Um dia antes de entrar em campo contra a Seleção Brasileira, o México faz história ao dar uma guinada à esquerda que tem impacto interno e externo. Saiba a razão.
1) A conquista de Andrés Manuel López Obrador é histórica porque, pela primeira vez, a esquerda chega ao poder no México. O país tem um histórico político conservador. Para se ter uma ideia, o Partido Revolucionário Institucional (PRI) elegeu todos os presidentes entre 1929 e 2000 – estamos falando de 70 anos. Em 2000, quando Vicente Fox derrotou o PRI, também ele fazendo história, chego ao poder o PAN, Partido da Ação Nacional, que, embora novidade na presidência, também é de direita.
2) Obrador também rompe com a hegemonia da direita e da centro-direita na América Latina , que tinha até então Nicolás Maduro, na Venezuela, Evo Morales, na Bolívia, e Daniel Ortega, na Nicarágua, como seus representantes. Após a primeira década do século 21 em que assistíamos a um alinhamento de governos de centro-esquerda, entre eles o Brasil, com Luiz Inácio Lula da Silva , o que se via, nos últimos pleitos, era o avanço de regimes conservadores, com Maurício Macri na Argentina, Sebastián Piñera no Chile e outros. O México tem o segundo Produto Interno Bruto (PIB) da América Latina, e é uma espécie de caixa de ressonância da política externa dos Estados Unidos para a região. É uma potência intermediária na América Central – ou seja, acaba irradiando influência política e cultural para seus vizinhos. Nesse sentido, a vitória da esquerda pode influenciar as políticas de outros países da área.
3) Como símbolo, sua vitória é muito importante. Mas Obrador é uma incógnita. Ele chegou ao poder após três tentativas – ou seja, sua resiliência é elogiável. Mas é também um político radical. Muitas vezes, é comparado a Hugo Chávez, pela postura de ruptura que aterroriza os mercados.

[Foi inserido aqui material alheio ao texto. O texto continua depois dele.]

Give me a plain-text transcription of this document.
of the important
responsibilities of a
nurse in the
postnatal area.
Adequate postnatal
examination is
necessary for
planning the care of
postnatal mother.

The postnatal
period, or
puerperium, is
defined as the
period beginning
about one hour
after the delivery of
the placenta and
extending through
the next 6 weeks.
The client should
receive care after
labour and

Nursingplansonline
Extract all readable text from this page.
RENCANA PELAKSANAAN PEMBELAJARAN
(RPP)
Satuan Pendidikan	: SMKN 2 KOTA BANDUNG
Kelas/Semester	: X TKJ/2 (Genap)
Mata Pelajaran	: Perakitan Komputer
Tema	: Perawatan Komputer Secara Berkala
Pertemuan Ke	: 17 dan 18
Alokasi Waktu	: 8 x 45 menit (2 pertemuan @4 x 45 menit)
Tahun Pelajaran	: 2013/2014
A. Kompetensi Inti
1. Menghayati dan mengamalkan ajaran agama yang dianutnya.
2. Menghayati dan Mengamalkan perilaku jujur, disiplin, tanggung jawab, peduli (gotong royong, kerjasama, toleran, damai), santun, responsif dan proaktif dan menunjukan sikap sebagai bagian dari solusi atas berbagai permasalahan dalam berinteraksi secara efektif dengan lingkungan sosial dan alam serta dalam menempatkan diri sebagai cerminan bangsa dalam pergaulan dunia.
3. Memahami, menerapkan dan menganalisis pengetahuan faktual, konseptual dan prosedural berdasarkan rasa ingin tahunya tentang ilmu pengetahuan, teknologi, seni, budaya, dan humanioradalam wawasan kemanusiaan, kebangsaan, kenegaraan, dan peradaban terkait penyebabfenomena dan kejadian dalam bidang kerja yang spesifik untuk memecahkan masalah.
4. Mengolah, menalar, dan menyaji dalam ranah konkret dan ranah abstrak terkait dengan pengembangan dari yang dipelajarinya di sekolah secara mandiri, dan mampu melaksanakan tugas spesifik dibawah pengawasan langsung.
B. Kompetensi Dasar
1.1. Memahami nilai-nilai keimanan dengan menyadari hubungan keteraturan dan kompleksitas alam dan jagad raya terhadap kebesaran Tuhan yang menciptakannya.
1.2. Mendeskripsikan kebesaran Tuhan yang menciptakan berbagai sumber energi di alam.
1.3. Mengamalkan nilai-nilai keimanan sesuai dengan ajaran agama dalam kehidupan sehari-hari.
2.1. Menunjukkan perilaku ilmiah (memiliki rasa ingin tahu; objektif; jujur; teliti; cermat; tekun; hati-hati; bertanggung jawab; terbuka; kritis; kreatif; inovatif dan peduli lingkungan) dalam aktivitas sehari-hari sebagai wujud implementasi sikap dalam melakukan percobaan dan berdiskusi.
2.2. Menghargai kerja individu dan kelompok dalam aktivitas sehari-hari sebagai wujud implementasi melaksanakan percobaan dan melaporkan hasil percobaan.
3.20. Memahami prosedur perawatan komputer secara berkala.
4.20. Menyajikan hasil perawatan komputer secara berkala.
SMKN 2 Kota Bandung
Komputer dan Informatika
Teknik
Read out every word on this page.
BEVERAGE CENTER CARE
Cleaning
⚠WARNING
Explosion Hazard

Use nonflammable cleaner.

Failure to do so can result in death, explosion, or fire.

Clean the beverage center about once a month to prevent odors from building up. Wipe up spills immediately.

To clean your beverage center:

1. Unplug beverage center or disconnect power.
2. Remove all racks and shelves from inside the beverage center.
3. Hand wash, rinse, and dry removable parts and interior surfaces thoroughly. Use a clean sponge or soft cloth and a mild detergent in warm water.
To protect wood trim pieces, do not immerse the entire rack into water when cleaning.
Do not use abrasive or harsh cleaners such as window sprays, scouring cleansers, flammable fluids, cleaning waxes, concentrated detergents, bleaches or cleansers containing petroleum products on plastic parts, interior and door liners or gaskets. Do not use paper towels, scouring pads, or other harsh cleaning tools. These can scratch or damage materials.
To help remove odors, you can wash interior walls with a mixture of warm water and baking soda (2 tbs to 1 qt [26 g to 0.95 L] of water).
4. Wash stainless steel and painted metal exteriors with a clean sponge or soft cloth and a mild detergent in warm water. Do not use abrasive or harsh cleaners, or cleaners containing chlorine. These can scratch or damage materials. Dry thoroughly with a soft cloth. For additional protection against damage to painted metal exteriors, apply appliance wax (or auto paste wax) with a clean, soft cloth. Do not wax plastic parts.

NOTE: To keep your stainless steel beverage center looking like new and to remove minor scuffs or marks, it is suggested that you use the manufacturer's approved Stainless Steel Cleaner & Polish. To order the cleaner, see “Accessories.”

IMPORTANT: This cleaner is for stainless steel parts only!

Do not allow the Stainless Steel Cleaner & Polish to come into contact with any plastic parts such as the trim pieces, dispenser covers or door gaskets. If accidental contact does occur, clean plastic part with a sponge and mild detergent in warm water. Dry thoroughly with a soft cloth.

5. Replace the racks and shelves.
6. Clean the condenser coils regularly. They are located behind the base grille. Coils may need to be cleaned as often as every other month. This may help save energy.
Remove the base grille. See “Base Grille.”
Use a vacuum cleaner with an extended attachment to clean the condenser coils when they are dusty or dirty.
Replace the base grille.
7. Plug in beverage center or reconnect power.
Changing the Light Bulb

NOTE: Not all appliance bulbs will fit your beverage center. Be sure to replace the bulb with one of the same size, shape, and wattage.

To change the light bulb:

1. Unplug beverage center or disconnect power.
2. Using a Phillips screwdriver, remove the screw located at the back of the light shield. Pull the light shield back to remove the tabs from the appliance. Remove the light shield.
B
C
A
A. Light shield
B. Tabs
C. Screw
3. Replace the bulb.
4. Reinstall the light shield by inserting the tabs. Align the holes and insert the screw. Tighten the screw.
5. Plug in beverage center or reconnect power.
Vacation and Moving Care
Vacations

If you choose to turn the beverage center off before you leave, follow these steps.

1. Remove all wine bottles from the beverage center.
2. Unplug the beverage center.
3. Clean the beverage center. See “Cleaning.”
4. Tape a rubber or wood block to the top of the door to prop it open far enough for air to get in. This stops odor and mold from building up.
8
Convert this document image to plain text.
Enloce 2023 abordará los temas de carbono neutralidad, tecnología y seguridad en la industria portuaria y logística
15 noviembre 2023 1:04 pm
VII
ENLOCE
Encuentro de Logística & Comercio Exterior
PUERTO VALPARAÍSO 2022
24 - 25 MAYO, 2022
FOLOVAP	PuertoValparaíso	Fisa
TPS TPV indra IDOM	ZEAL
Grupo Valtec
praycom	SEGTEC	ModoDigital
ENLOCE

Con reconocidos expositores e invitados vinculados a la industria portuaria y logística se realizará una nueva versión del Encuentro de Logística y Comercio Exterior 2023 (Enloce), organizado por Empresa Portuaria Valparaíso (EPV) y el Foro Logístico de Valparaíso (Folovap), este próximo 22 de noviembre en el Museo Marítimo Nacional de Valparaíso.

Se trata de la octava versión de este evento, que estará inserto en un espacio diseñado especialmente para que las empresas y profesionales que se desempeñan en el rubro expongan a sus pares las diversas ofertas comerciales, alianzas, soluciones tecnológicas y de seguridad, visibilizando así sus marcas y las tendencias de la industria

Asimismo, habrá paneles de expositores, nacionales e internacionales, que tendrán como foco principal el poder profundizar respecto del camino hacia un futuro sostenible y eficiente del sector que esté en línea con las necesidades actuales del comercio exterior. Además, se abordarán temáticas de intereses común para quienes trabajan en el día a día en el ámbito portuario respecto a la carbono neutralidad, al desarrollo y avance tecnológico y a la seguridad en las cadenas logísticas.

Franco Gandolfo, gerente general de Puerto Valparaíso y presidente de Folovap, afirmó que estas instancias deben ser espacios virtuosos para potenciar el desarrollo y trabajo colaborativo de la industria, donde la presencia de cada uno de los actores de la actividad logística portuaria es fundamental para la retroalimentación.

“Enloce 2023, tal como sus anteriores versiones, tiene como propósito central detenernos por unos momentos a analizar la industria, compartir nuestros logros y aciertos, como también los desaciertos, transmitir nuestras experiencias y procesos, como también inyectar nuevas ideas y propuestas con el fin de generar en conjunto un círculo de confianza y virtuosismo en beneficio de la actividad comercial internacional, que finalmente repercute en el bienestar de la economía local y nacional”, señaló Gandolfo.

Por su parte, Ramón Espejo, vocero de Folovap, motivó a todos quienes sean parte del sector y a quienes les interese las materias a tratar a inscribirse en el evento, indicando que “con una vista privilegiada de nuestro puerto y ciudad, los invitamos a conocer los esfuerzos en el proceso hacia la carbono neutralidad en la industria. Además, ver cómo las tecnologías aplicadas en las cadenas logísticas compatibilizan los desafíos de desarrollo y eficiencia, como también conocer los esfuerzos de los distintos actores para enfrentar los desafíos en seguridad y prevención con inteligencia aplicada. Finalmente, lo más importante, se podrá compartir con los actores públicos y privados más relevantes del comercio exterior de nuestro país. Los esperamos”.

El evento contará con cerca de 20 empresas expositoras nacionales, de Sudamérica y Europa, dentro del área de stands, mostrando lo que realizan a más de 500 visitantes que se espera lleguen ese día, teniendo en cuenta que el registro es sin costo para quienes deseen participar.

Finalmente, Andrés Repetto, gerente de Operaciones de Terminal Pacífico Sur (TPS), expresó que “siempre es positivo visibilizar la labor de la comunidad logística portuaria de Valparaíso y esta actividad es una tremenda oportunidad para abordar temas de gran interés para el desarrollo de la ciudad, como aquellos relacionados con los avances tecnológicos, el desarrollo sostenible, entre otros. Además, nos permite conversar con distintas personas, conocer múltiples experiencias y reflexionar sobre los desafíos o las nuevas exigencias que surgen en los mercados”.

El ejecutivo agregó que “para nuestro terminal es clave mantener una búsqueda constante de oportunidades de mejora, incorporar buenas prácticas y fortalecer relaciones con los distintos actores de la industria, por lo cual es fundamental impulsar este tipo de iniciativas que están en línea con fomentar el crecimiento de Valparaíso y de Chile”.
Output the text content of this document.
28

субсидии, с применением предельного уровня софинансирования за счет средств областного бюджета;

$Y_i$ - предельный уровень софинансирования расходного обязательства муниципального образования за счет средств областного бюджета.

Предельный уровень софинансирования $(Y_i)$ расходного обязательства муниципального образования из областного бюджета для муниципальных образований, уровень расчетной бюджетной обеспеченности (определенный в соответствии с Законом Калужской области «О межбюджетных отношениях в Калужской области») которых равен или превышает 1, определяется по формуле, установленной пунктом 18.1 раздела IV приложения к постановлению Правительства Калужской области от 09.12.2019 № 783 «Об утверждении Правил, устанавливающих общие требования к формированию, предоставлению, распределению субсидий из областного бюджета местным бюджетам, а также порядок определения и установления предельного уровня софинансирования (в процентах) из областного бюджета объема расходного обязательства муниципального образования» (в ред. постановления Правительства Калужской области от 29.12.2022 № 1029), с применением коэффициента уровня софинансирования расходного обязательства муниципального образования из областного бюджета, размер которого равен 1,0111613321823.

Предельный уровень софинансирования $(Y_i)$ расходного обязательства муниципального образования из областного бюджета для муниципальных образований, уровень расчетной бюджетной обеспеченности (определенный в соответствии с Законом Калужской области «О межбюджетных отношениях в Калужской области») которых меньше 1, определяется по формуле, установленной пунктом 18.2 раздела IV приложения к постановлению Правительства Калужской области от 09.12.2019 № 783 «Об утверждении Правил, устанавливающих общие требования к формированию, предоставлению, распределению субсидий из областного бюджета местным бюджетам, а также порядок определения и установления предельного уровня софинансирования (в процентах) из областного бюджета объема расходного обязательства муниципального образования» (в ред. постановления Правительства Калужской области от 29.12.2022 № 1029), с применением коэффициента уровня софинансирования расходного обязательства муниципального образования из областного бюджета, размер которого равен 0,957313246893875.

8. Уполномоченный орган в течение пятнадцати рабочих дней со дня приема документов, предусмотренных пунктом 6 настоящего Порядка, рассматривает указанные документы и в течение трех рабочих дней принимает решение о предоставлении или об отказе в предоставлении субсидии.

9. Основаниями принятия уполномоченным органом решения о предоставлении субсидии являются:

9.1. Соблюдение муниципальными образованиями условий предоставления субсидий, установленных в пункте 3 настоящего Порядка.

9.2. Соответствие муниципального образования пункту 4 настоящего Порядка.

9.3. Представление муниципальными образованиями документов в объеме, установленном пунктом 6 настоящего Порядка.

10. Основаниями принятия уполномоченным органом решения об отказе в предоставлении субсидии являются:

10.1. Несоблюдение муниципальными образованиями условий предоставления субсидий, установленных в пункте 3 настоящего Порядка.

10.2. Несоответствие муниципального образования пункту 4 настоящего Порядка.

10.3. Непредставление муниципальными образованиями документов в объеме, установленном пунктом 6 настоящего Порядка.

Por outro lado, ele só conquistou a presidência neste domingo porque seguiu uma cartilha conhecida por aqui: um discurso "paz e amor" e um acordo informal com as elites – algo que o ex-presidente Luiz Inácio Lula da Silva fez em 2002. Obrador suavizou sua postura, mas não se sabe como irá realmente governar o país. Ele promete aumentar gastos sociais, implementar programas de assistência, cortar benefícios de funcionários públicos e aumentar os impostos dos mais ricos. Há risco de venezualização do México.
4) A esquerda chega ao poder no México em momento extremamente sensível para as relações com os Estados Unidos, seu principal parceiro econômico. Pela fronteira passam milhares de migrantes em direção ao Norte. Donald Trump, como se sabe, planeja construir seu polêmico muro ali. Há uma visão de que o atual presidente, Henrique Peña Nieto, foi subserviente demais aos interesses da Casa Branca. Durante a campanha mexicana, Trump não se manifestou sobre suas preferências. Obrador promete peitá-lo, mas ainda não explicou como. Sobre o Nafta (acordo de livre-comércio que inclui México, EUA e Canadá), Obrador não demonstra interesse – já disse, inclusive, que pode abandoná-lo. Trump também afirma que quer sair, o que não apenas colocaria fim ao acordo, mas posicionam americano e mexicano no mesmo nível.
5) A vitória de um presidente populista em momento quente para a economia, para muitos, é uma demonstração de que não são apenas os números frios que interferem em uma eleição. O México viveu nos últimos anos, desde 2012, um crescimento intenso do PIB, que é considerado um "milagre mexicano". Peña Nieto implementou uma política desenvolvimentista que elevou o PIB em 2% em 2017 (o Brasil cresceu 1%), e em 2,90% em 2106 (Brasil, -3,5%). No meio do mandato, perdeu a maioria no parlamento por conta do rompimento de uma aliança. Assim, não conseguiu aprovar as medidas importantes. O índice de pobreza da população não baixou (43% estão nesta faixa no país) e o trabalho informal também não arrefeceu. A violência explodiu: 20,5 homicídios a cada 100 mil habitantes (no Brasil são 30,3 por 100 mil) , com forte influência dos cartéis do Golfo e de Tijuana.